UCLA-AGI/zephyr-7b-sft-full-SPIN-iter0
UCLA-AGI/zephyr-7b-sft-full-SPIN-iter0 is a 7 billion parameter GPT-like language model developed by UCLA-AGI, fine-tuned using a self-play fine-tuning (SPIN) approach. This model is based on alignment-handbook/zephyr-7b-sft-full, which in turn is derived from Mistral-7B-v0.1, and is primarily English-language focused. It leverages synthetic data from the HuggingFaceH4/ultrachat_200k dataset to enhance its capabilities through iterative self-improvement. The model demonstrates competitive performance on various benchmarks, including ARC, HellaSwag, and MMLU, making it suitable for general language understanding and generation tasks.
Loading preview...
Model Overview
UCLA-AGI/zephyr-7b-sft-full-SPIN-iter0 is a 7 billion parameter language model developed by UCLA-AGI, utilizing a novel Self-Play Fine-Tuning (SPIN) method. This model is an iteration 0 fine-tune of the alignment-handbook/zephyr-7b-sft-full base model, which itself is built upon mistralai/Mistral-7B-v0.1. The fine-tuning process involved generating synthetic data from the HuggingFaceH4/ultrachat_200k dataset, aiming to convert a weaker language model into a stronger one through self-improvement.
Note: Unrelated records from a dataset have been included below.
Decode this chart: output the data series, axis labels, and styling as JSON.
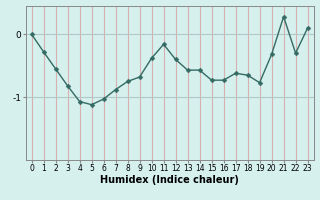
{
  "x": [
    0,
    1,
    2,
    3,
    4,
    5,
    6,
    7,
    8,
    9,
    10,
    11,
    12,
    13,
    14,
    15,
    16,
    17,
    18,
    19,
    20,
    21,
    22,
    23
  ],
  "y": [
    0.0,
    -0.28,
    -0.55,
    -0.82,
    -1.07,
    -1.12,
    -1.03,
    -0.88,
    -0.75,
    -0.68,
    -0.38,
    -0.16,
    -0.4,
    -0.57,
    -0.57,
    -0.73,
    -0.73,
    -0.62,
    -0.65,
    -0.77,
    -0.32,
    0.28,
    -0.3,
    0.1
  ],
  "line_color": "#336b63",
  "marker": "D",
  "marker_size": 2.5,
  "linewidth": 1.0,
  "xlabel": "Humidex (Indice chaleur)",
  "xlim": [
    -0.5,
    23.5
  ],
  "ylim": [
    -2.0,
    0.45
  ],
  "yticks": [
    0,
    -1
  ],
  "bg_color": "#d6f0ee",
  "vgrid_color": "#d9b0b0",
  "hgrid_color": "#b0c8c8",
  "tick_fontsize": 5.5,
  "xlabel_fontsize": 7.0
}
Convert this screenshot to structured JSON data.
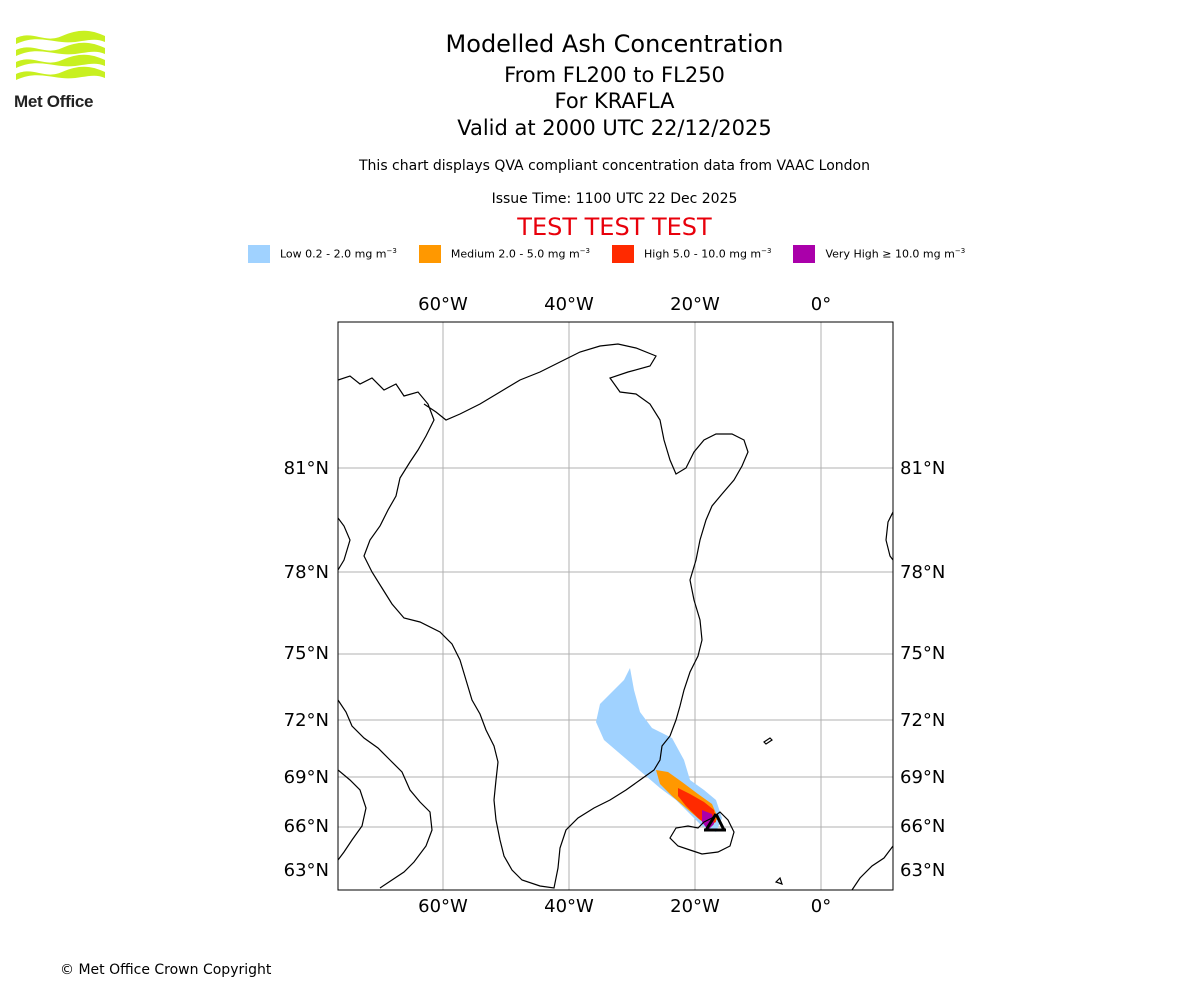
{
  "logo": {
    "name": "Met Office"
  },
  "title": {
    "line1": "Modelled Ash Concentration",
    "line2": "From FL200 to FL250",
    "line3": "For KRAFLA",
    "line4": "Valid at 2000 UTC 22/12/2025"
  },
  "subtitle": "This chart displays QVA compliant concentration data from VAAC London",
  "issue_time": "Issue Time: 1100 UTC 22 Dec 2025",
  "test_banner": "TEST TEST TEST",
  "legend": [
    {
      "label": "Low 0.2 - 2.0 mg m",
      "color": "#a0d2ff"
    },
    {
      "label": "Medium 2.0 - 5.0 mg m",
      "color": "#ff9800"
    },
    {
      "label": "High 5.0 - 10.0 mg m",
      "color": "#ff2a00"
    },
    {
      "label": "Very High ≥ 10.0 mg m",
      "color": "#aa00aa"
    }
  ],
  "legend_unit_exponent": "−3",
  "map": {
    "lon_ticks": [
      "60°W",
      "40°W",
      "20°W",
      "0°"
    ],
    "lat_ticks": [
      "81°N",
      "78°N",
      "75°N",
      "72°N",
      "69°N",
      "66°N",
      "63°N"
    ],
    "volcano": "KRAFLA"
  },
  "footer": "© Met Office Crown Copyright"
}
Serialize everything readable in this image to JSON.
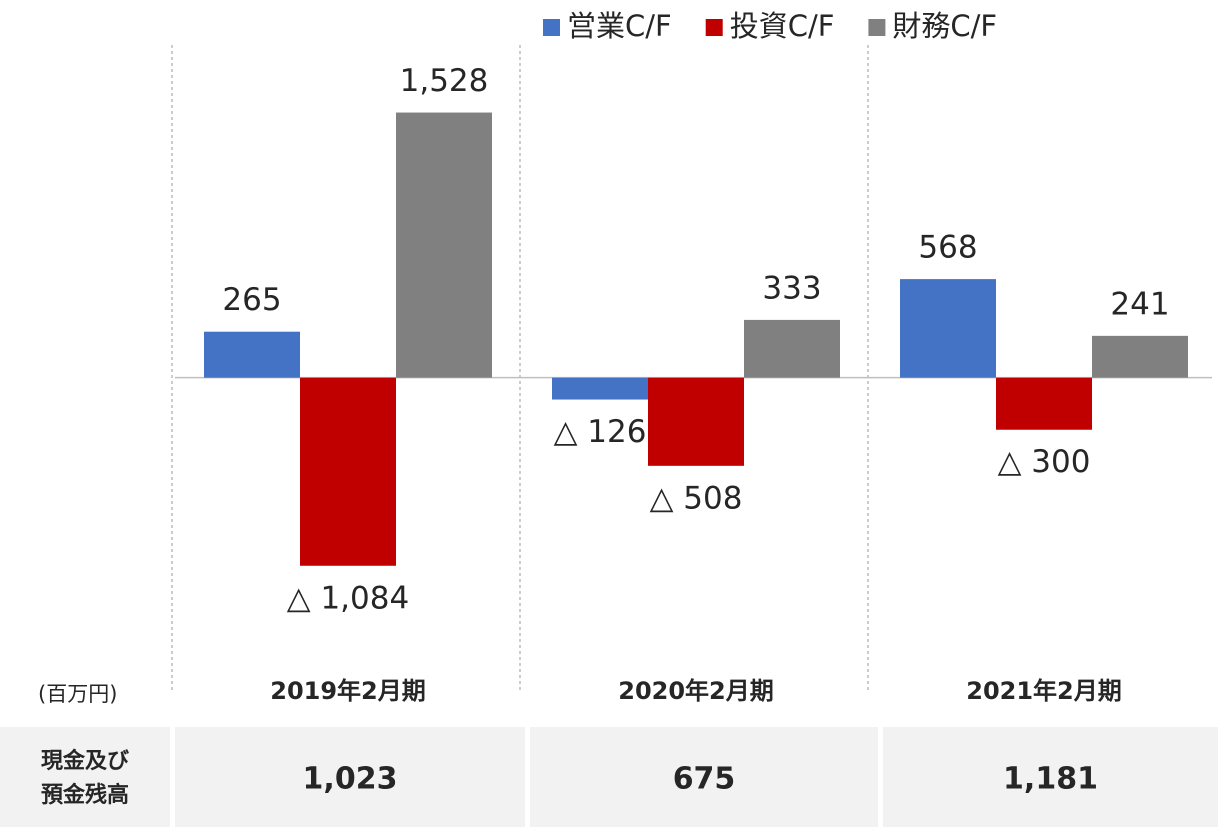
{
  "chart_data": {
    "type": "bar",
    "categories": [
      "2019年2月期",
      "2020年2月期",
      "2021年2月期"
    ],
    "series": [
      {
        "name": "営業C/F",
        "color": "#4472c4",
        "values": [
          265,
          -126,
          568
        ],
        "value_labels": [
          "265",
          "△ 126",
          "568"
        ]
      },
      {
        "name": "投資C/F",
        "color": "#c00000",
        "values": [
          -1084,
          -508,
          -300
        ],
        "value_labels": [
          "△ 1,084",
          "△ 508",
          "△ 300"
        ]
      },
      {
        "name": "財務C/F",
        "color": "#808080",
        "values": [
          1528,
          333,
          241
        ],
        "value_labels": [
          "1,528",
          "333",
          "241"
        ]
      }
    ],
    "ylim": [
      -1800,
      1900
    ],
    "legend": "top-right",
    "unit_label": "(百万円)",
    "table": {
      "row_label": [
        "現金及び",
        "預金残高"
      ],
      "cells": [
        "1,023",
        "675",
        "1,181"
      ]
    }
  }
}
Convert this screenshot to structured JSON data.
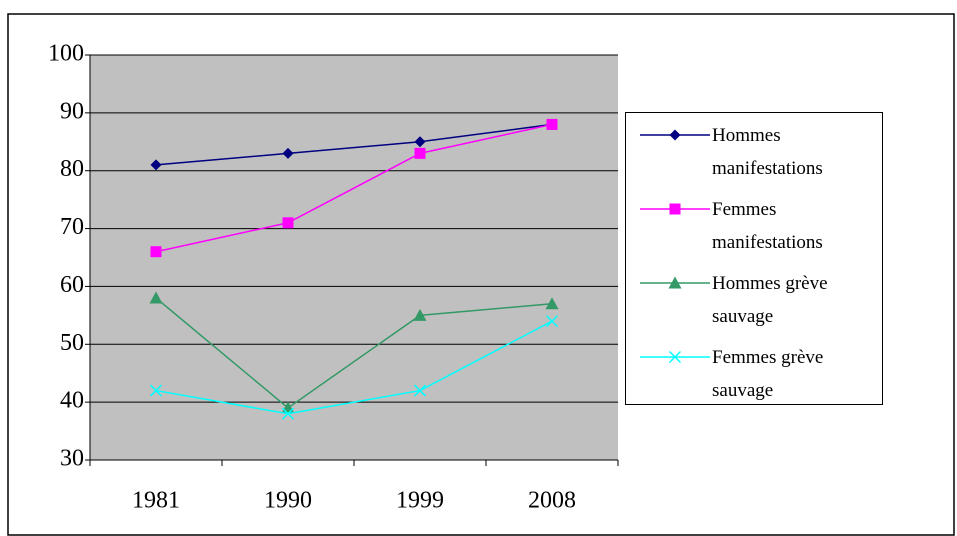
{
  "chart_data": {
    "type": "line",
    "categories": [
      "1981",
      "1990",
      "1999",
      "2008"
    ],
    "series": [
      {
        "name": "Hommes manifestations",
        "color": "#000080",
        "marker": "diamond",
        "values": [
          81,
          83,
          85,
          88
        ]
      },
      {
        "name": "Femmes manifestations",
        "color": "#ff00ff",
        "marker": "square",
        "values": [
          66,
          71,
          83,
          88
        ]
      },
      {
        "name": "Hommes grève sauvage",
        "color": "#339966",
        "marker": "triangle",
        "values": [
          58,
          39,
          55,
          57
        ]
      },
      {
        "name": "Femmes grève sauvage",
        "color": "#00ffff",
        "marker": "x",
        "values": [
          42,
          38,
          42,
          54
        ]
      }
    ],
    "ylim": [
      30,
      100
    ],
    "yticks": [
      30,
      40,
      50,
      60,
      70,
      80,
      90,
      100
    ],
    "grid": true,
    "legend": "right"
  }
}
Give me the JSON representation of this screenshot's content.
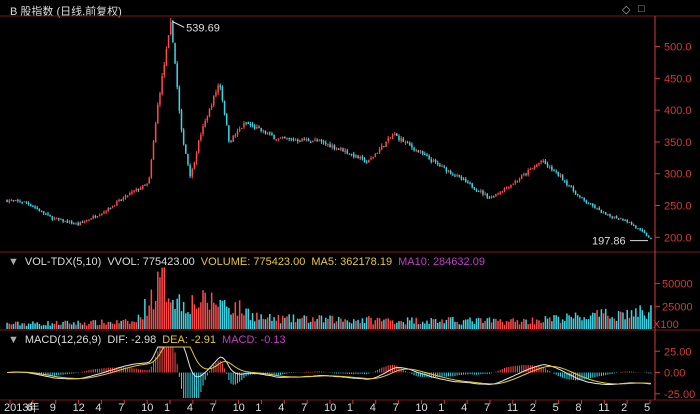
{
  "window": {
    "title": "B 股指数 (日线,前复权)"
  },
  "toolbar": {
    "diamond_icon": "diamond-icon",
    "square_icon": "square-icon"
  },
  "price_panel": {
    "y_ticks": [
      "500.0",
      "450.0",
      "400.0",
      "350.0",
      "300.0",
      "250.0",
      "200.0"
    ],
    "y_tick_values": [
      500,
      450,
      400,
      350,
      300,
      250,
      200
    ],
    "high_label": "539.69",
    "low_label": "197.86",
    "colors": {
      "up": "#ff4a4a",
      "down": "#3ad6e6",
      "axis": "#d23a3a"
    }
  },
  "vol_panel": {
    "name": "VOL-TDX(5,10)",
    "vvol": "VVOL: 775423.00",
    "volume": "VOLUME: 775423.00",
    "ma5": "MA5: 362178.19",
    "ma10": "MA10: 284632.09",
    "y_ticks": [
      "50000",
      "25000",
      "X100"
    ],
    "colors": {
      "volume": "#e6c83a",
      "ma5": "#e6c83a",
      "ma10": "#c040c0"
    }
  },
  "macd_panel": {
    "name": "MACD(12,26,9)",
    "dif": "DIF: -2.98",
    "dea": "DEA: -2.91",
    "macd": "MACD: -0.13",
    "y_ticks": [
      "25.00",
      "0.00",
      "-25.00"
    ],
    "colors": {
      "dif": "#e6e6e6",
      "dea": "#e6c83a",
      "macd": "#c040c0"
    }
  },
  "x_axis": {
    "labels": [
      "2013年",
      "6",
      "9",
      "12",
      "4",
      "7",
      "10",
      "1",
      "4",
      "7",
      "10",
      "1",
      "4",
      "7",
      "10",
      "1",
      "4",
      "7",
      "10",
      "1",
      "4",
      "7",
      "11",
      "2",
      "5",
      "8",
      "11",
      "2",
      "5"
    ]
  },
  "chart_data": {
    "type": "candlestick",
    "title": "B 股指数 (日线,前复权)",
    "price_range": [
      197.86,
      539.69
    ],
    "ylim": [
      180,
      545
    ],
    "key_points": [
      {
        "t": 0.0,
        "close": 258
      },
      {
        "t": 0.03,
        "close": 255
      },
      {
        "t": 0.07,
        "close": 230
      },
      {
        "t": 0.11,
        "close": 220
      },
      {
        "t": 0.15,
        "close": 240
      },
      {
        "t": 0.19,
        "close": 268
      },
      {
        "t": 0.22,
        "close": 285
      },
      {
        "t": 0.235,
        "close": 415
      },
      {
        "t": 0.255,
        "close": 539.69
      },
      {
        "t": 0.27,
        "close": 370
      },
      {
        "t": 0.285,
        "close": 295
      },
      {
        "t": 0.3,
        "close": 360
      },
      {
        "t": 0.33,
        "close": 445
      },
      {
        "t": 0.345,
        "close": 350
      },
      {
        "t": 0.37,
        "close": 380
      },
      {
        "t": 0.42,
        "close": 355
      },
      {
        "t": 0.48,
        "close": 352
      },
      {
        "t": 0.52,
        "close": 338
      },
      {
        "t": 0.56,
        "close": 318
      },
      {
        "t": 0.6,
        "close": 362
      },
      {
        "t": 0.66,
        "close": 320
      },
      {
        "t": 0.7,
        "close": 295
      },
      {
        "t": 0.75,
        "close": 262
      },
      {
        "t": 0.79,
        "close": 288
      },
      {
        "t": 0.83,
        "close": 320
      },
      {
        "t": 0.86,
        "close": 295
      },
      {
        "t": 0.89,
        "close": 262
      },
      {
        "t": 0.93,
        "close": 235
      },
      {
        "t": 0.96,
        "close": 228
      },
      {
        "t": 1.0,
        "close": 197.86
      }
    ],
    "volume_key_points": [
      {
        "t": 0.0,
        "v": 6000
      },
      {
        "t": 0.2,
        "v": 8000
      },
      {
        "t": 0.24,
        "v": 55000
      },
      {
        "t": 0.27,
        "v": 30000
      },
      {
        "t": 0.33,
        "v": 32000
      },
      {
        "t": 0.4,
        "v": 12000
      },
      {
        "t": 0.6,
        "v": 10000
      },
      {
        "t": 0.8,
        "v": 9000
      },
      {
        "t": 1.0,
        "v": 20000
      }
    ],
    "vol_ylim": [
      0,
      65000
    ],
    "macd_ylim": [
      -30,
      30
    ]
  }
}
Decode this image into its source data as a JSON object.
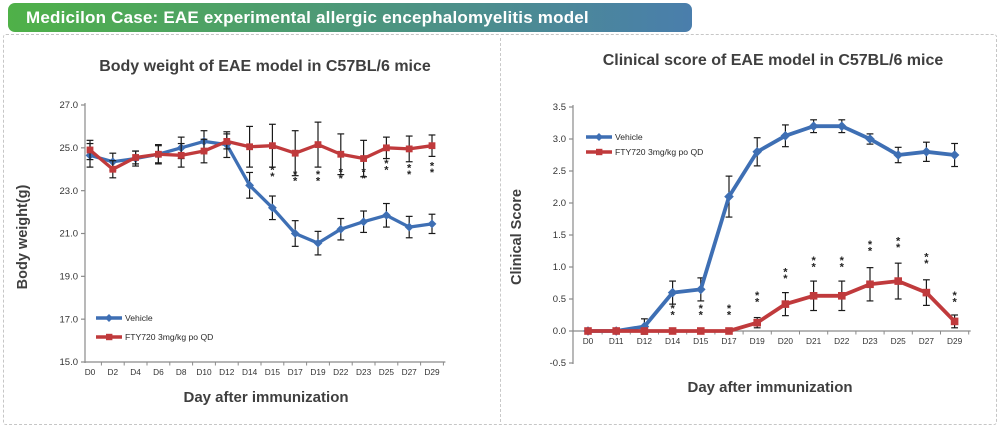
{
  "header": {
    "title": "Medicilon Case: EAE experimental allergic encephalomyelitis model",
    "gradient_from": "#4fb148",
    "gradient_to": "#4a7eac"
  },
  "colors": {
    "vehicle_blue": "#3e6fb4",
    "fty720_red": "#c03a3c",
    "axis_line": "#8a8a8a",
    "error_bar": "#1a1a1a",
    "tick_text": "#333333",
    "title_text": "#3f3f3f",
    "sig_mark": "#222222"
  },
  "chart_data": [
    {
      "type": "line",
      "title": "Body weight of EAE model in C57BL/6 mice",
      "ylabel": "Body weight(g)",
      "xlabel": "Day after immunization",
      "ylim": [
        15.0,
        27.0
      ],
      "yticks": [
        "15.0",
        "17.0",
        "19.0",
        "21.0",
        "23.0",
        "25.0",
        "27.0"
      ],
      "grid": false,
      "legend_position": "bottom-left",
      "categories": [
        "D0",
        "D2",
        "D4",
        "D6",
        "D8",
        "D10",
        "D12",
        "D14",
        "D15",
        "D17",
        "D19",
        "D22",
        "D23",
        "D25",
        "D27",
        "D29"
      ],
      "series": [
        {
          "name": "Vehicle",
          "color": "#3e6fb4",
          "marker": "diamond",
          "values": [
            24.65,
            24.35,
            24.5,
            24.7,
            25.0,
            25.3,
            25.15,
            23.25,
            22.2,
            21.0,
            20.55,
            21.2,
            21.55,
            21.85,
            21.3,
            21.45
          ],
          "errors": [
            0.55,
            0.4,
            0.35,
            0.4,
            0.5,
            0.5,
            0.6,
            0.6,
            0.55,
            0.6,
            0.55,
            0.5,
            0.5,
            0.55,
            0.5,
            0.45
          ]
        },
        {
          "name": "FTY720 3mg/kg po QD",
          "color": "#c03a3c",
          "marker": "square",
          "values": [
            24.9,
            24.0,
            24.55,
            24.7,
            24.65,
            24.85,
            25.3,
            25.05,
            25.1,
            24.75,
            25.15,
            24.7,
            24.5,
            25.0,
            24.95,
            25.1
          ],
          "errors": [
            0.45,
            0.4,
            0.3,
            0.45,
            0.55,
            0.55,
            0.35,
            0.95,
            1.0,
            1.05,
            1.05,
            0.95,
            0.85,
            0.5,
            0.6,
            0.5
          ]
        }
      ],
      "sig_marks": {
        "symbol": "**",
        "positions": [
          {
            "category": "D15",
            "y": 23.8
          },
          {
            "category": "D17",
            "y": 23.6
          },
          {
            "category": "D19",
            "y": 23.6
          },
          {
            "category": "D22",
            "y": 23.7
          },
          {
            "category": "D23",
            "y": 23.7
          },
          {
            "category": "D25",
            "y": 24.1
          },
          {
            "category": "D27",
            "y": 23.9
          },
          {
            "category": "D29",
            "y": 24.0
          }
        ]
      }
    },
    {
      "type": "line",
      "title": "Clinical score of EAE model in C57BL/6 mice",
      "ylabel": "Clinical Score",
      "xlabel": "Day after immunization",
      "ylim": [
        -0.5,
        3.5
      ],
      "yticks": [
        "-0.5",
        "0.0",
        "0.5",
        "1.0",
        "1.5",
        "2.0",
        "2.5",
        "3.0",
        "3.5"
      ],
      "x_axis_cross": 0.0,
      "grid": false,
      "legend_position": "top-left",
      "categories": [
        "D0",
        "D11",
        "D12",
        "D14",
        "D15",
        "D17",
        "D19",
        "D20",
        "D21",
        "D22",
        "D23",
        "D25",
        "D27",
        "D29"
      ],
      "series": [
        {
          "name": "Vehicle",
          "color": "#3e6fb4",
          "marker": "diamond",
          "values": [
            0,
            0,
            0.07,
            0.6,
            0.65,
            2.1,
            2.8,
            3.05,
            3.2,
            3.2,
            3.0,
            2.75,
            2.8,
            2.75
          ],
          "errors": [
            0,
            0,
            0.12,
            0.18,
            0.18,
            0.32,
            0.22,
            0.17,
            0.1,
            0.1,
            0.08,
            0.12,
            0.15,
            0.18
          ]
        },
        {
          "name": "FTY720 3mg/kg po QD",
          "color": "#c03a3c",
          "marker": "square",
          "values": [
            0,
            0,
            0,
            0,
            0,
            0,
            0.13,
            0.42,
            0.55,
            0.55,
            0.73,
            0.78,
            0.6,
            0.15
          ],
          "errors": [
            0,
            0,
            0,
            0,
            0,
            0,
            0.08,
            0.18,
            0.23,
            0.23,
            0.26,
            0.28,
            0.2,
            0.1
          ]
        }
      ],
      "sig_marks": {
        "symbol": "**",
        "positions": [
          {
            "category": "D14",
            "y": 0.3
          },
          {
            "category": "D15",
            "y": 0.3
          },
          {
            "category": "D17",
            "y": 0.3
          },
          {
            "category": "D19",
            "y": 0.5
          },
          {
            "category": "D20",
            "y": 0.87
          },
          {
            "category": "D21",
            "y": 1.05
          },
          {
            "category": "D22",
            "y": 1.05
          },
          {
            "category": "D23",
            "y": 1.3
          },
          {
            "category": "D25",
            "y": 1.35
          },
          {
            "category": "D27",
            "y": 1.1
          },
          {
            "category": "D29",
            "y": 0.5
          }
        ]
      }
    }
  ]
}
Key Capabilities & Performance
This model is primarily designed for general English language understanding and generation tasks. Its performance has been evaluated on the Open LLM Leaderboard, showcasing competitive results:
- Average Score: 62.37
- ARC (25-shot): 63.65
- HellaSwag (10-shot): 84.44
- MMLU (5-shot): 61.01
- TruthfulQA (0-shot): 50.48
- Winogrande (5-shot): 77.98
- GSM8K (5-shot): 36.69
Training Details
The model was trained with a learning rate of 5e-07, a batch size of 8 across 8 GPUs (total batch size 64), using the RMSProp optimizer and a linear learning rate scheduler over 2 epochs. The SPIN methodology, detailed in the paper "Self-Play Fine-Tuning Converts Weak Language Models to Strong Language Models" (arXiv:2401.01335), is the core innovation behind its development.